Saturday, 7 March 2020

Lent 2: John 3.1-17: Pauline West

Lent 2 John 3: 1 – 17 
“He came to Jesus by night”, John tells us at the beginning of the story of Nicodemus’ visit to Jesus. The surrounding darkness gave him anonymity, he was apprehensive yet the darkness gave an illusion of safety. It was not just the outside darkness that Nicodemus wrapped around himself, there was inner darkness and confusion as the ensuing conversation illustrates. Nicodemus wanted discussion; he wanted to learn more about Jesus from the man himself. You sense Jesus’ sympathy and love for Nicodemus but his replies whilst offering hope and light also presented a challenge and called for commitment.  
Jesus shows us in this story the compassionate way God handles our fragility and our desire to know him more. Jesus does not dismiss the searchings of Nicodemus neither does he pamper to his defences. He strips away the flimsy veil that Nicodemus is using to protect his soul and exposes it to God’s light and truth.

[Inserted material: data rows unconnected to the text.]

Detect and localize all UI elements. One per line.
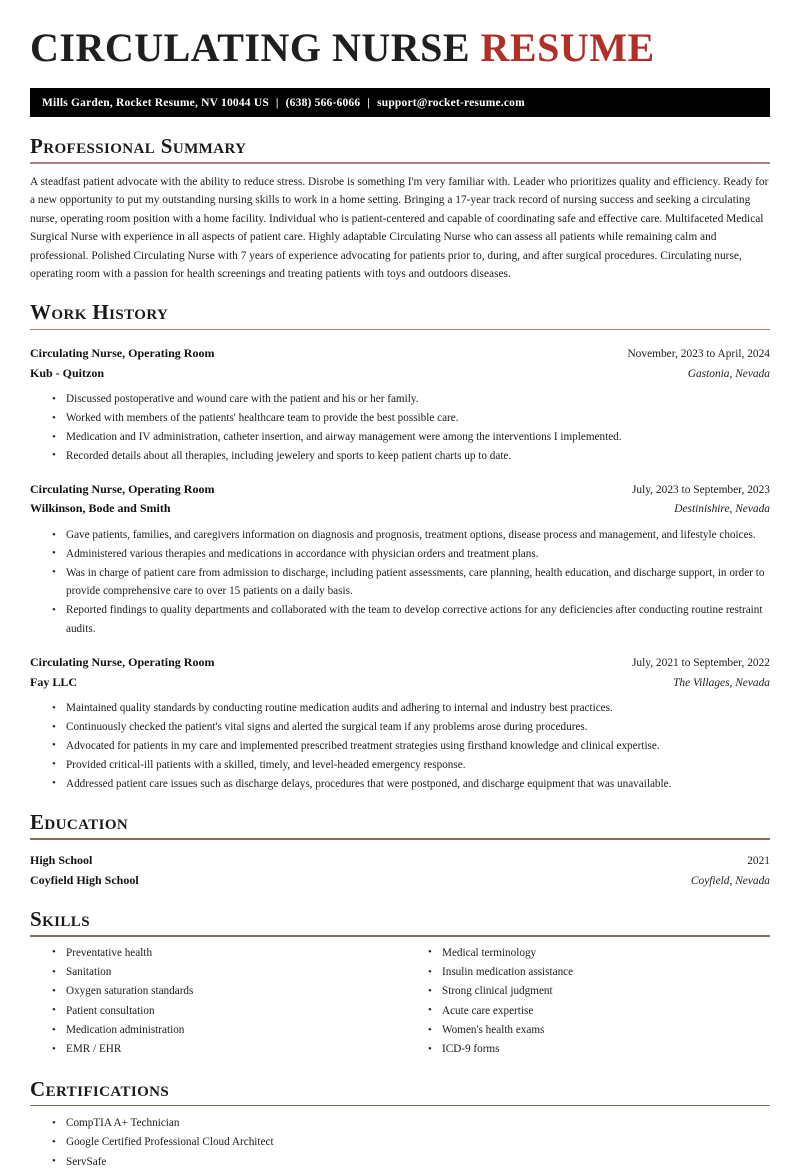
work-entry-dates: July, 2021 to September, 2022 bbox=[631, 656, 770, 669]
skills-column-right bbox=[400, 944, 770, 1060]
skills-columns bbox=[30, 944, 770, 1060]
list-item: • Discussed postoperative and wound care with the patient and his or her family. bbox=[52, 390, 770, 409]
contact-email[interactable]: support@rocket-resume.com bbox=[377, 96, 525, 109]
certifications-list bbox=[30, 1114, 770, 1172]
work-entry-organization: Wilkinson, Bode and Smith bbox=[30, 501, 171, 516]
work-entry-role: Circulating Nurse, Operating Room bbox=[30, 346, 215, 361]
list-item: • Preventative health bbox=[52, 944, 400, 963]
education-school: Coyfield High School bbox=[30, 872, 139, 887]
list-item: • Acute care expertise bbox=[428, 1002, 770, 1021]
education-degree-row bbox=[30, 851, 770, 871]
list-item: • Sanitation bbox=[52, 963, 400, 982]
list-item: • Insulin medication assistance bbox=[428, 963, 770, 982]
list-item: • Strong clinical judgment bbox=[428, 982, 770, 1001]
list-item: • Reported findings to quality departments and collaborated with the team to develop corrective actions for any deficiencies after conducting routine restraint audits. bbox=[52, 601, 770, 639]
education-school-row bbox=[30, 871, 770, 891]
contact-separator-2: | bbox=[367, 96, 371, 109]
resume-title bbox=[30, 0, 770, 68]
work-entry-organization: Kub - Quitzon bbox=[30, 365, 105, 380]
section-work-history bbox=[30, 300, 770, 793]
section-certifications bbox=[30, 1077, 770, 1172]
section-heading-skills: Skills bbox=[30, 907, 90, 932]
section-heading-work-history: Work History bbox=[30, 300, 169, 325]
list-item: • Provided critical-ill patients with a skilled, timely, and level-headed emergency response. bbox=[52, 756, 770, 775]
list-item: • Worked with members of the patients' healthcare team to provide the best possible care. bbox=[52, 409, 770, 428]
summary-text: A steadfast patient advocate with the ability to reduce stress. Disrobe is something I'm very familiar with. Leader who prioritizes quality and efficiency. Ready for a new opportunity to put my outstanding nursing skills to work in a home setting. Bringing a 17-year track record of nursing success and seeking a circulating nurse, operating room position with a home facility. Individual who is patient-centered and capable of coordinating safe and effective care. Multifaceted Medical Surgical Nurse with experience in all aspects of patient care. Highly adaptable Circulating Nurse who can assess all patients while remaining calm and professional. Polished Circulating Nurse with 7 years of experience advocating for patients prior to, during, and after surgical procedures. Circulating nurse, operating room with a passion for health screenings and treating patients with toys and outdoors diseases. bbox=[30, 175, 769, 280]
work-entry-bullets bbox=[30, 390, 770, 465]
list-item: • Medical terminology bbox=[428, 944, 770, 963]
section-divider-education bbox=[30, 838, 770, 840]
list-item: • ICD-9 forms bbox=[428, 1040, 770, 1059]
work-entry-header-row bbox=[30, 480, 770, 500]
work-entry-org-row bbox=[30, 673, 770, 693]
section-divider-skills bbox=[30, 935, 770, 937]
list-item: • Medication administration bbox=[52, 1021, 400, 1040]
work-entry-location: Gastonia, Nevada bbox=[687, 367, 770, 380]
section-heading-summary: Professional Summary bbox=[30, 134, 247, 158]
education-location: Coyfield, Nevada bbox=[690, 874, 770, 887]
contact-bar bbox=[30, 88, 770, 117]
list-item: • Recorded details about all therapies, including jewelery and sports to keep patient charts up to date. bbox=[52, 447, 770, 466]
list-item: • Medication and IV administration, catheter insertion, and airway management were among the interventions I implemented. bbox=[52, 428, 770, 447]
list-item: • Administered various therapies and medications in accordance with physician orders and treatment plans. bbox=[52, 545, 770, 564]
work-entry-header-row bbox=[30, 653, 770, 673]
list-item: • Was in charge of patient care from admission to discharge, including patient assessments, care planning, health education, and discharge support, in order to provide comprehensive care to over 15 patients on a daily basis. bbox=[52, 564, 770, 602]
work-entry bbox=[30, 344, 770, 466]
section-divider-summary bbox=[30, 162, 770, 164]
section-skills bbox=[30, 907, 770, 1059]
list-item: • Gave patients, families, and caregivers information on diagnosis and prognosis, treatment options, disease process and management, and lifestyle choices. bbox=[52, 526, 770, 545]
list-item: • CompTIA A+ Technician bbox=[52, 1114, 770, 1133]
education-year: 2021 bbox=[747, 854, 770, 867]
contact-separator-1: | bbox=[275, 96, 279, 109]
section-education bbox=[30, 810, 770, 890]
list-item: • Addressed patient care issues such as discharge delays, procedures that were postponed, and discharge equipment that was unavailable. bbox=[52, 775, 770, 794]
section-heading-certifications: Certifications bbox=[30, 1076, 170, 1101]
work-entry-location: Destinishire, Nevada bbox=[674, 503, 770, 516]
section-heading-education: Education bbox=[30, 810, 129, 835]
list-item: • Google Certified Professional Cloud Architect bbox=[52, 1133, 770, 1152]
list-item: • Advocated for patients in my care and implemented prescribed treatment strategies using firsthand knowledge and clinical expertise. bbox=[52, 737, 770, 756]
list-item: • ServSafe bbox=[52, 1153, 770, 1172]
section-divider-certifications bbox=[30, 1105, 770, 1107]
work-entry bbox=[30, 653, 770, 793]
title-accent-text: RESUME bbox=[480, 25, 655, 70]
title-main-text: CIRCULATING NURSE bbox=[30, 25, 471, 70]
work-entry-location: The Villages, Nevada bbox=[673, 676, 770, 689]
work-entry-org-row bbox=[30, 499, 770, 519]
education-entry bbox=[30, 851, 770, 890]
work-entry-header-row bbox=[30, 344, 770, 364]
work-entry bbox=[30, 480, 770, 639]
list-item: • Oxygen saturation standards bbox=[52, 982, 400, 1001]
work-entry-bullets bbox=[30, 526, 770, 639]
work-entry-organization: Fay LLC bbox=[30, 674, 78, 689]
skills-column-left bbox=[30, 944, 400, 1060]
work-entry-bullets bbox=[30, 699, 770, 793]
list-item: • Maintained quality standards by conducting routine medication audits and adhering to internal and industry best practices. bbox=[52, 699, 770, 718]
work-entry-dates: July, 2023 to September, 2023 bbox=[631, 483, 770, 496]
skills-list-left bbox=[30, 944, 400, 1060]
list-item: • Women's health exams bbox=[428, 1021, 770, 1040]
work-entry-role: Circulating Nurse, Operating Room bbox=[30, 481, 215, 496]
section-divider-work-history bbox=[30, 329, 770, 331]
list-item: • Continuously checked the patient's vital signs and alerted the surgical team if any problems arose during procedures. bbox=[52, 718, 770, 737]
contact-phone[interactable]: (638) 566-6066 bbox=[285, 96, 361, 109]
education-degree: High School bbox=[30, 852, 93, 867]
work-entry-dates: November, 2023 to April, 2024 bbox=[627, 348, 770, 361]
section-professional-summary bbox=[30, 134, 770, 283]
list-item: • Patient consultation bbox=[52, 1002, 400, 1021]
work-entry-role: Circulating Nurse, Operating Room bbox=[30, 654, 215, 669]
list-item: • EMR / EHR bbox=[52, 1040, 400, 1059]
contact-address: Mills Garden, Rocket Resume, NV 10044 US bbox=[42, 96, 269, 109]
work-entry-org-row bbox=[30, 364, 770, 384]
skills-list-right bbox=[400, 944, 770, 1060]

Later the veil in the Temple would be torn in two as the full power of God’s light and truth was exposed on the cross as Jesus died. 
Jesus admired and respected the intellect, the honesty and the desire of Nicodemus to understand him and what God was doing and so he challenged him to listen and to commit. He challenged Nicodemus to be honest with himself, his knowledge and his heart and take the leap of faith and run with the wind of the Spirit. This challenge is not just a one off conversion moment it is our daily challenge; it is our Lenten challenge. 
It is a challenge that invites us to feast on God. The feast is found in the well known verses 16 and 17.  In these verses is found an astonishing fact and a fantastic blessing. The fact is in the statement “For God so loved the world that he gave his only Son.” His love prompted the gift. And the blessing is in the reason for his action: “God did not send his Son into the world to condemn the world, but in order that the world might be saved through him”. He came to save. 
Nicodemus wrapped up in the safety of his darkness sat down with the Son of God and was challenged to throw it away and grasp the freedom of life in the Kingdom of God. He struggled with what he heard as we can struggle with the mind blowing invitations God issues to us. But we know NIcodemus stuck with the struggle and finally paid the body of Jesus honour with myrrh and aloes. I like to think that in that tomb he was also blessed with the peace that the risen Jesus was to give and gives to his followers and that he found at last in the darkness of a tomb his place in the light of the Kingdom of God.